To haul a boat out of the water for the winter, a worker at the storage facility uses a wide strap with cables operating at the same angle (measured from the horizontal) on either side of the boat. Determine the tension in each cable if the boat has a mass of 510 kg and the angle of each cable is 46 ∘ from the horizontal and the boat is being momentarily held at rest. Compare this to the tension when the boat is raised and held at rest so the angle becomes 31 ∘.
2 * T * sin(Θ) = m g
T is tension , m is mass of boat
To determine the tension in each cable, we can start by setting up a free body diagram of the boat.
When the boat is being momentarily held at rest with the angle of each cable at 46 degrees from the horizontal (θ = 46°), we can analyze the forces acting on the boat as follows:
1. The weight of the boat acts vertically downward and can be calculated using the mass (m) and acceleration due to gravity (g).
Weight = m * g = 510 kg * 9.8 m/s^2 = 4998 N (rounded to 4 significant figures).
2. The tension in each cable is directed upwards, inclined at the same angle (θ = 46°) on either side of the boat.
To find the tension in each cable, we can resolve the weight into its vertical and horizontal components.
The vertical component of the weight (W_vert) is equal to W * sin(θ), and the horizontal component (W_horiz) is equal to W * cos(θ).
Using the given angle of 46°, the vertical component becomes:
W_vert = 4998 N * sin(46°) = 4998 N * 0.71934 ≈ 3594 N (rounded to 4 significant figures).
Since the cables are pulling upwards to counteract the weight, the tension in each cable is equal to half of the vertical component (Tension = W_vert/2). Hence, the tension in each cable is approximately:
Tension = 3594 N / 2 ≈ 1797 N (rounded to 4 significant figures).
Now let's consider the situation when the boat is raised and held at rest, causing the angle of each cable to change to 31°.
Using the same approach as before, we can calculate the new vertical component of the weight:
W_vert_new = 4998 N * sin(31°) = 4998 N * 0.51504 ≈ 2574 N (rounded to 4 significant figures).
Again, the tension in each cable is equal to half of the vertical component, so the tension in each cable becomes:
Tension_new = 2574 N / 2 ≈ 1287 N (rounded to 4 significant figures).
Comparing the tensions in the two scenarios:
- When the boat is held at rest with the angle of each cable at 46°, the tension in each cable is approximately 1797 N.
- When the boat is held at rest with the angle of each cable at 31°, the tension in each cable is approximately 1287 N.

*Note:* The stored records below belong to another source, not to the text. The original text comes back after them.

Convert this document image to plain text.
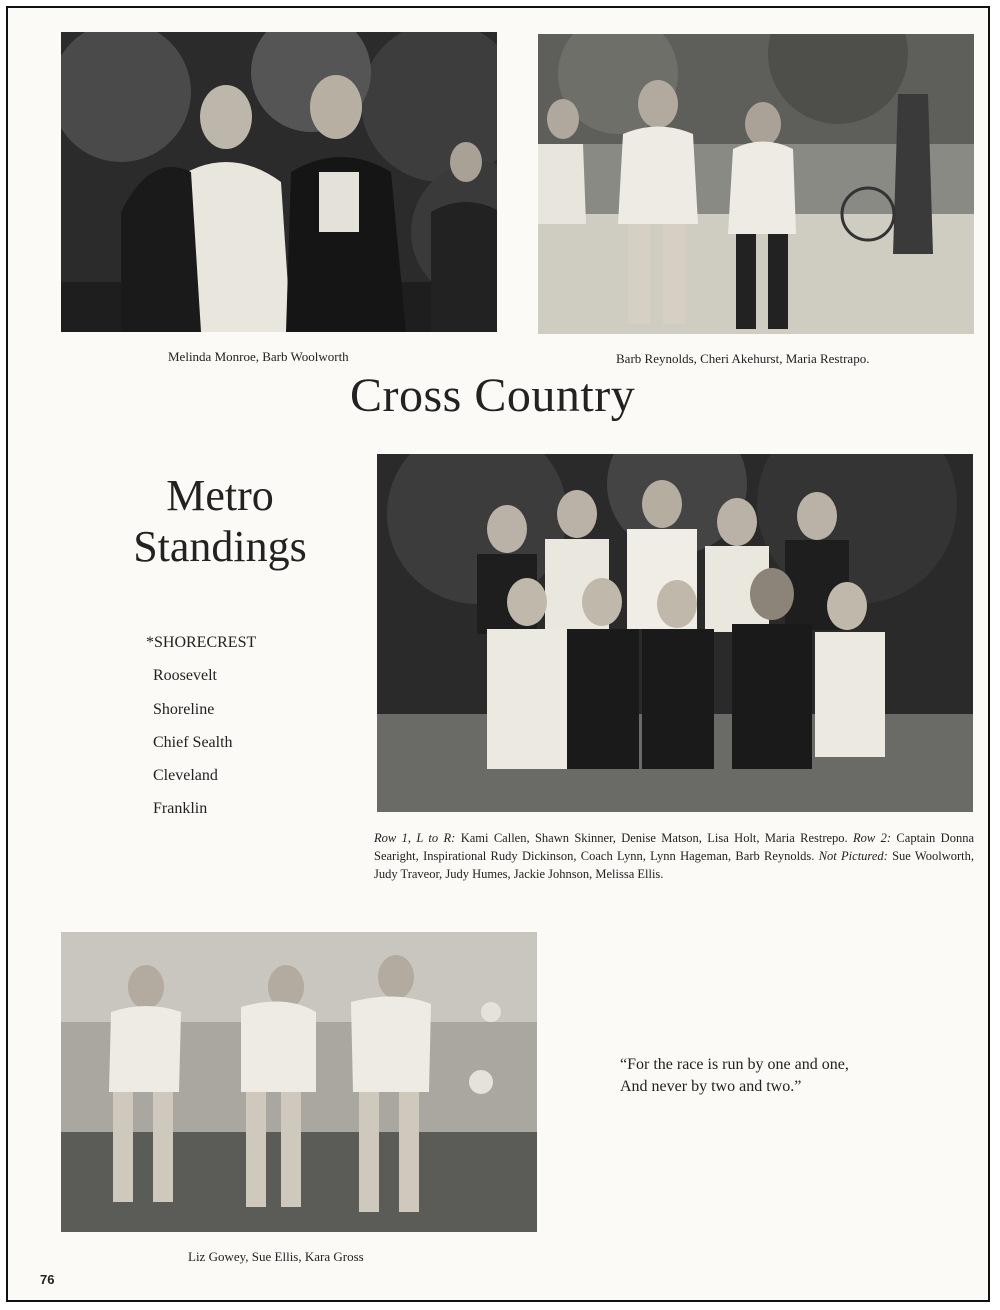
Melinda Monroe, Barb Woolworth	Barb Reynolds, Cheri Akehurst, Maria Restrapo.
Cross Country
Metro
Standings
*SHORECREST
Roosevelt
Shoreline
Chief Sealth
Cleveland
Franklin
Row 1, L to R: Kami Callen, Shawn Skinner, Denise Matson, Lisa Holt, Maria Restrepo. Row 2: Captain Donna Searight, Inspirational Rudy Dickinson, Coach Lynn, Lynn Hageman, Barb Reynolds. Not Pictured: Sue Woolworth, Judy Traveor, Judy Humes, Jackie Johnson, Melissa Ellis.
Liz Gowey, Sue Ellis, Kara Gross
“For the race is run by one and one,
And never by two and two.”
76
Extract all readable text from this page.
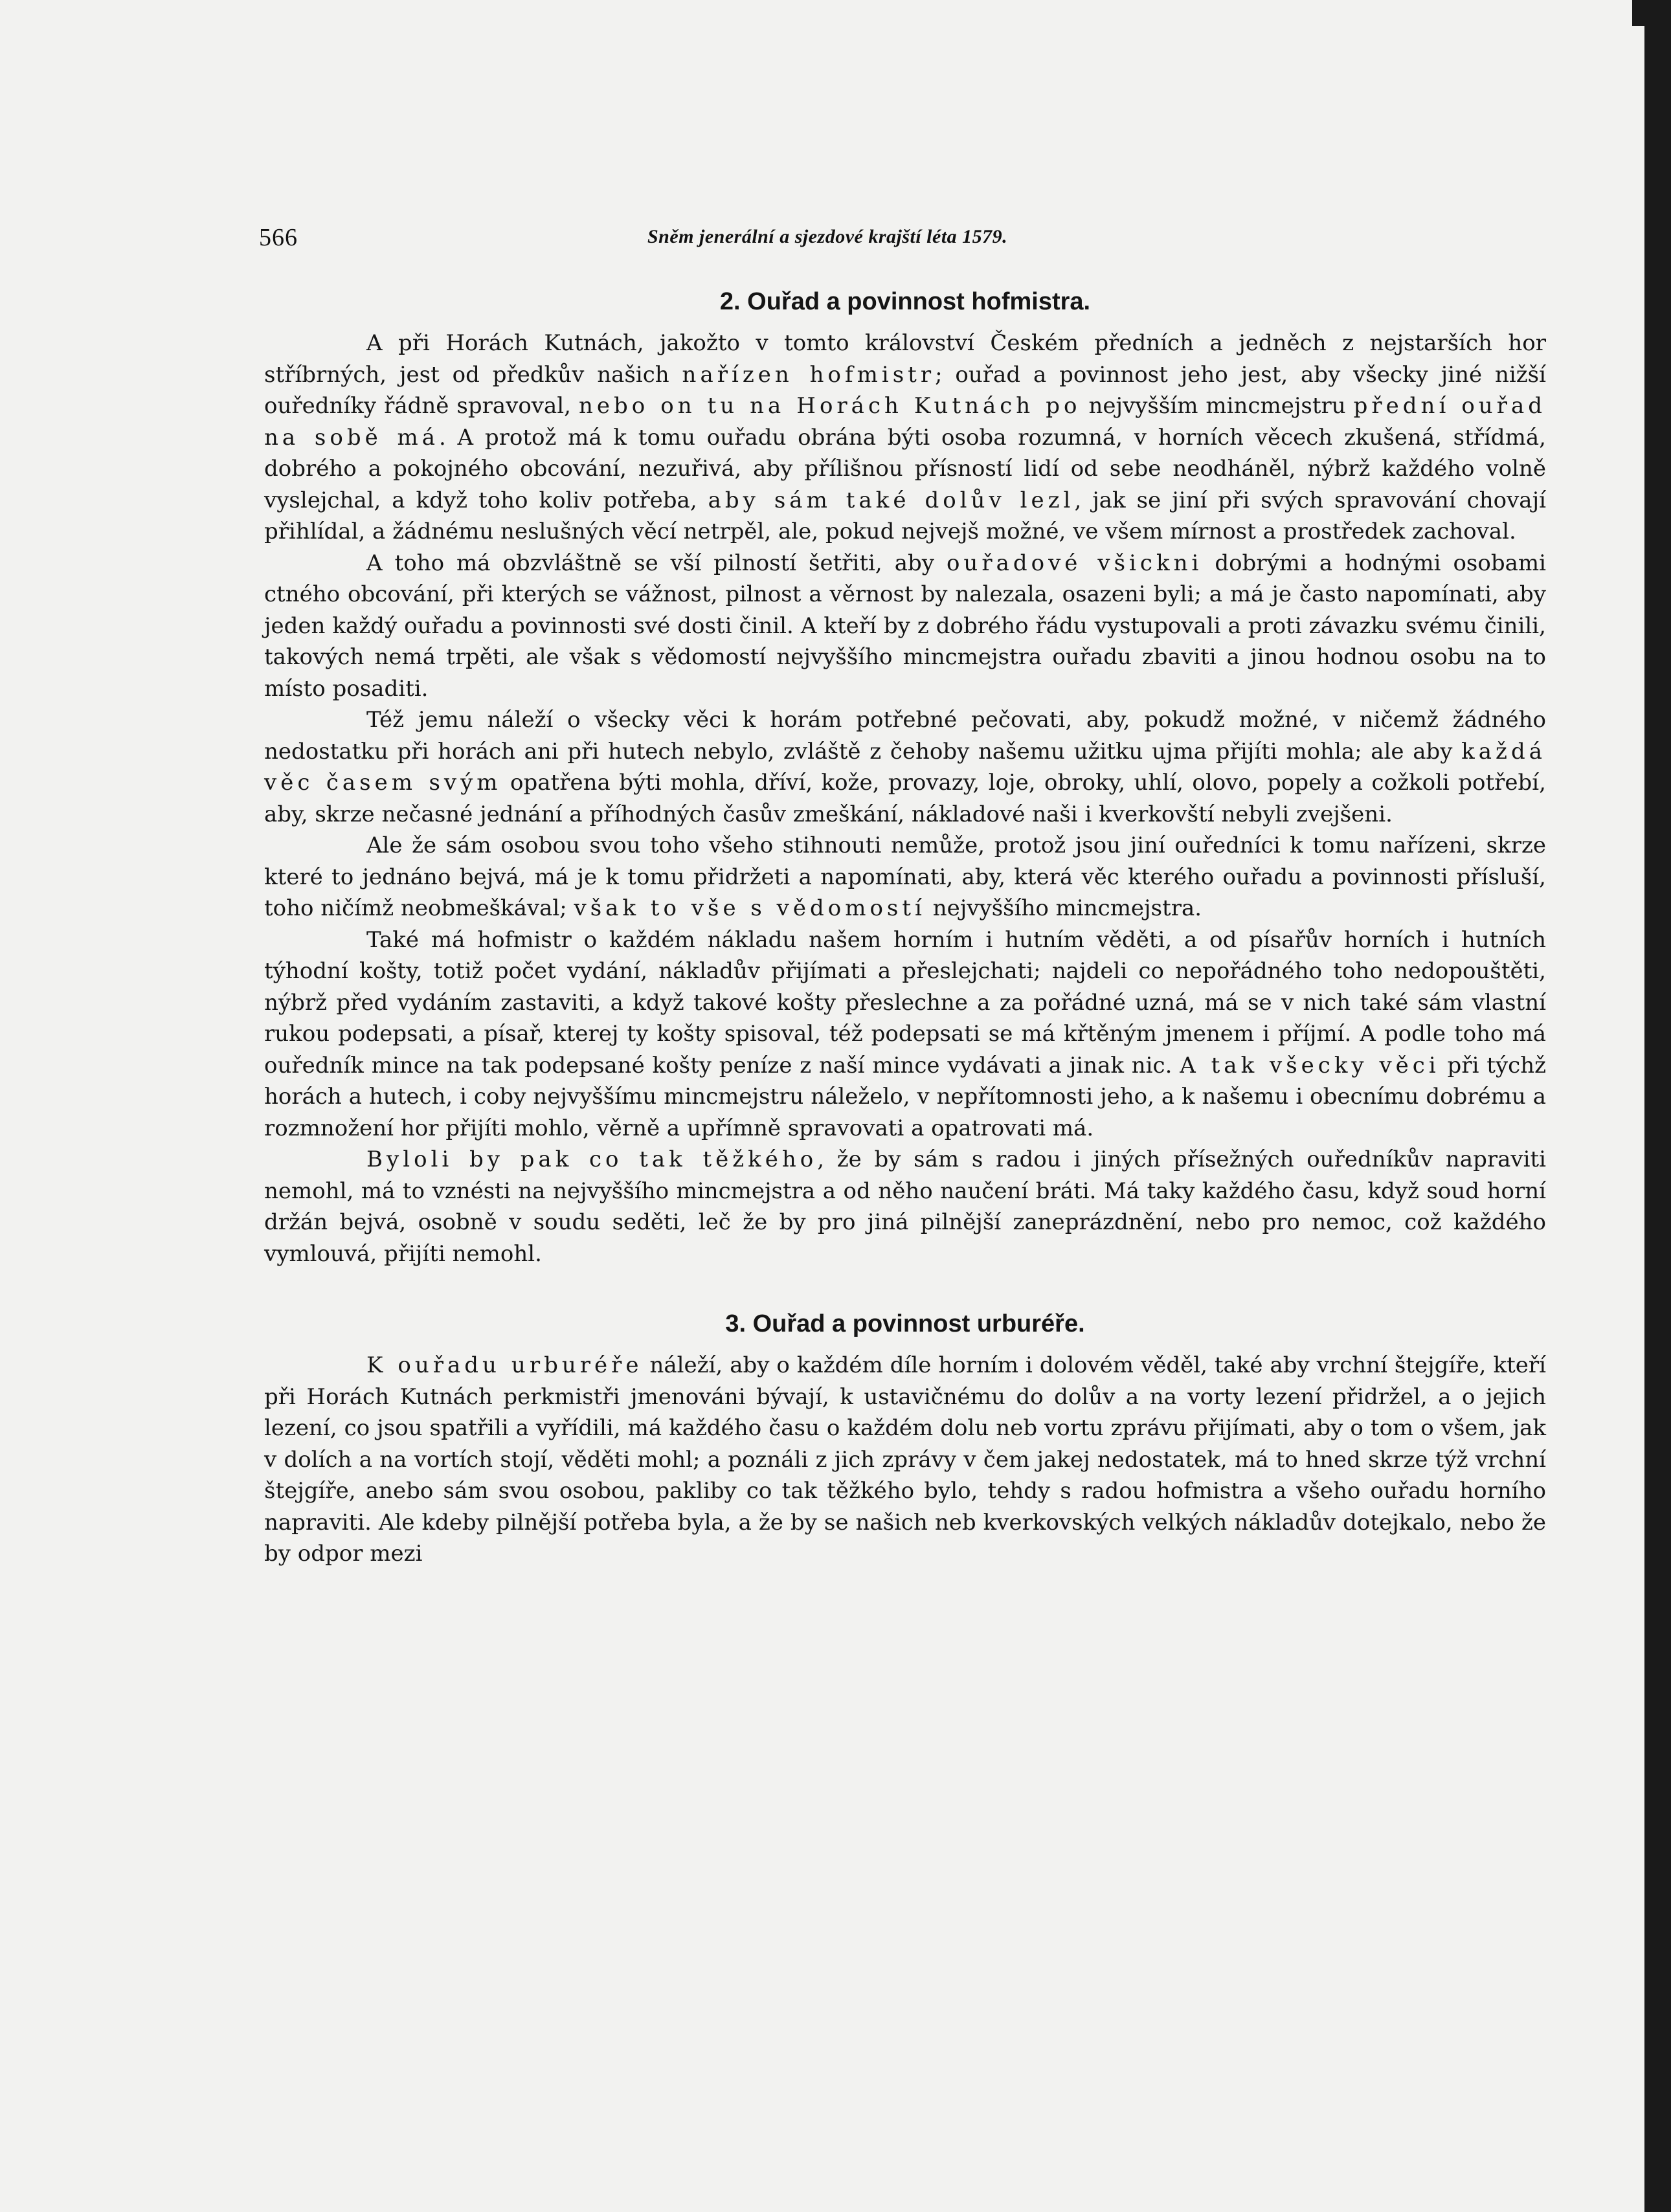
566	Sněm jenerální a sjezdové krajští léta 1579.
2. Ouřad a povinnost hofmistra.

A při Horách Kutnách, jakožto v tomto království Českém předních a jedněch z nejstarších hor stříbrných, jest od předkův našich nařízen hofmistr; ouřad a povinnost jeho jest, aby všecky jiné nižší ouředníky řádně spravoval, nebo on tu na Horách Kutnách po nejvyšším mincmejstru přední ouřad na sobě má. A protož má k tomu ouřadu obrána býti osoba rozumná, v horních věcech zkušená, střídmá, dobrého a pokojného obcování, nezuřivá, aby přílišnou přísností lidí od sebe neodháněl, nýbrž každého volně vyslejchal, a když toho koliv potřeba, aby sám také dolův lezl, jak se jiní při svých spravování chovají přihlídal, a žádnému neslušných věcí netrpěl, ale, pokud nejvejš možné, ve všem mírnost a prostředek zachoval.

A toho má obzvláštně se vší pilností šetřiti, aby ouřadové všickni dobrými a hodnými osobami ctného obcování, při kterých se vážnost, pilnost a věrnost by nalezala, osazeni byli; a má je často napomínati, aby jeden každý ouřadu a povinnosti své dosti činil. A kteří by z dobrého řádu vystupovali a proti závazku svému činili, takových nemá trpěti, ale však s vědomostí nejvyššího mincmejstra ouřadu zbaviti a jinou hodnou osobu na to místo posaditi.

Též jemu náleží o všecky věci k horám potřebné pečovati, aby, pokudž možné, v ničemž žádného nedostatku při horách ani při hutech nebylo, zvláště z čehoby našemu užitku ujma přijíti mohla; ale aby každá věc časem svým opatřena býti mohla, dříví, kože, provazy, loje, obroky, uhlí, olovo, popely a cožkoli potřebí, aby, skrze nečasné jednání a příhodných časův zmeškání, nákladové naši i kverkovští nebyli zvejšeni.

Ale že sám osobou svou toho všeho stihnouti nemůže, protož jsou jiní ouředníci k tomu nařízeni, skrze které to jednáno bejvá, má je k tomu přidržeti a napomínati, aby, která věc kterého ouřadu a povinnosti přísluší, toho ničímž neobmeškával; však to vše s vědomostí nejvyššího mincmejstra.

Také má hofmistr o každém nákladu našem horním i hutním věděti, a od písařův horních i hutních týhodní košty, totiž počet vydání, nákladův přijímati a přeslejchati; najdeli co nepořádného toho nedopouštěti, nýbrž před vydáním zastaviti, a když takové košty přeslechne a za pořádné uzná, má se v nich také sám vlastní rukou podepsati, a písař, kterej ty košty spisoval, též podepsati se má křtěným jmenem i příjmí. A podle toho má ouředník mince na tak podepsané košty peníze z naší mince vydávati a jinak nic. A tak všecky věci při týchž horách a hutech, i coby nejvyššímu mincmejstru náleželo, v nepřítomnosti jeho, a k našemu i obecnímu dobrému a rozmnožení hor přijíti mohlo, věrně a upřímně spravovati a opatrovati má.

Byloli by pak co tak těžkého, že by sám s radou i jiných přísežných ouředníkův napraviti nemohl, má to vznésti na nejvyššího mincmejstra a od něho naučení bráti. Má taky každého času, když soud horní držán bejvá, osobně v soudu seděti, leč že by pro jiná pilnější zaneprázdnění, nebo pro nemoc, což každého vymlouvá, přijíti nemohl.

3. Ouřad a povinnost urburéře.

K ouřadu urburéře náleží, aby o každém díle horním i dolovém věděl, také aby vrchní štejgíře, kteří při Horách Kutnách perkmistři jmenováni bývají, k ustavičnému do dolův a na vorty lezení přidržel, a o jejich lezení, co jsou spatřili a vyřídili, má každého času o každém dolu neb vortu zprávu přijímati, aby o tom o všem, jak v dolích a na vortích stojí, věděti mohl; a poználi z jich zprávy v čem jakej nedostatek, má to hned skrze týž vrchní štejgíře, anebo sám svou osobou, pakliby co tak těžkého bylo, tehdy s radou hofmistra a všeho ouřadu horního napraviti. Ale kdeby pilnější potřeba byla, a že by se našich neb kverkovských velkých nákladův dotejkalo, nebo že by odpor mezi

Therefore, the tension in each cable decreases as the angle between the cables and the horizontal decreases.
To determine the tension in each cable, we can use the concepts of equilibrium in a system.
When the boat is being held at rest, the forces acting on it must be balanced. The weight of the boat acts downwards, and the tension in the cables acts upwards at an angle to the horizontal.
Let's start by calculating the weight of the boat. The weight is given by the formula:
Weight = mass * gravitational acceleration
Weight = 510 kg * 9.8 m/s^2 (taking gravitational acceleration as 9.8 m/s^2)
Weight = 5009 N (approx.)
Now, let's analyze the forces acting on the boat when the angle is 46°. We'll use the following diagram:
T
________
/ \
| |
| |
———————————————
Weight (5009 N)
In this case, we have two cables at the same angle of 46° from the horizontal. We know that the vertical component of the tension will balance the weight, while the horizontal components of the forces in the cables cancel each other out.
Let's calculate the vertical component of the tension, which is responsible for balancing the weight:
Vertical component of T = T * cos(angle)
Vertical component of T = T * cos(46°)
Now, let's set up an equation for vertical equilibrium:
Vertical component of T = Weight
T * cos(46°) = 5009 N
Now, solve for T:
T = 5009 N / cos(46°)
T ≈ 7065 N (approx.)
Therefore, each cable has a tension of around 7065 N when the boat is raised and held at rest with an angle of 46°.
Now, let's analyze the forces acting on the boat when the angle is 31°. Again, using the concept of equilibrium, we'll set up an equation:
Vertical component of T = Weight
T * cos(31°) = 5009 N
Solve for T:
T = 5009 N / cos(31°)
T ≈ 5900 N (approx.)
Therefore, each cable has a tension of around 5900 N when the boat is raised and held at rest with an angle of 31°.
To compare the tension in each cable, we can see that it decreases as the angle decreases. When the angle is 46°, the tension is around 7065 N, whereas when the angle is 31°, the tension reduces to around 5900 N.